L’élu insiste : aucune enveloppe foncière n’a été consommée par sa commune depuis 2014 alors que de grandes villes héraultaises (Montpellier, Juvignac) n’ont cessé de grignoter des terres agricoles. «De notre côté, poursuit-il, nous n’avons demandé que 6 hectares pour les vingt années à venir, ce qui est insuffisant pour développer une zone d’activités. Nous avons engagé la révision de notre PLU (plan local d’urbanisme) mais tout est bloqué car notre Scot (schéma de cohérence territoriale) n’a pas été validé par les services de l’État... Nous sommes dans le flou. »
Jean-Luc Rouan abonde : «Obliger une commune à réduire de moitié sa consommation foncière même si elle a très peu construit, c’est une injustice, estime le maire de Saurat.
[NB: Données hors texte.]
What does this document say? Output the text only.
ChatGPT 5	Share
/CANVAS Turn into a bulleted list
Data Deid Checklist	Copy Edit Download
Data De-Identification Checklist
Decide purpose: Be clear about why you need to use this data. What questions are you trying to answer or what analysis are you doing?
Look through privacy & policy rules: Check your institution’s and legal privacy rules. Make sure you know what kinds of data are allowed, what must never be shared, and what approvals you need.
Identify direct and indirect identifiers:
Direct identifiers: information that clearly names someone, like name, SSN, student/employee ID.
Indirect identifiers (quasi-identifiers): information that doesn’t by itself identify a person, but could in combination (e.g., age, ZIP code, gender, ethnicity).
D’un autre côté, toutes les communes ne souhaitent pas s’étendre. » Il prend l’exemple de son EPCI, le Pays de Tarascon (20 communes, 8 711 hab.) : «Dans notre communauté de communes, nous avons choisi de mutualiser la garantie communale de 1 hectare. Nous avons demandé 20 hectares et des discussions sont menées actuellement dans le cadre de notre PLUi. Mais une ou deux communes n’envisagent pas de constructions supplémentaires, comme ce village perché sur une corniche. En résumé, ce que les maires souhaitent, c’est que le ZAN ne soit pas trop appliqué au pied de la lettre... »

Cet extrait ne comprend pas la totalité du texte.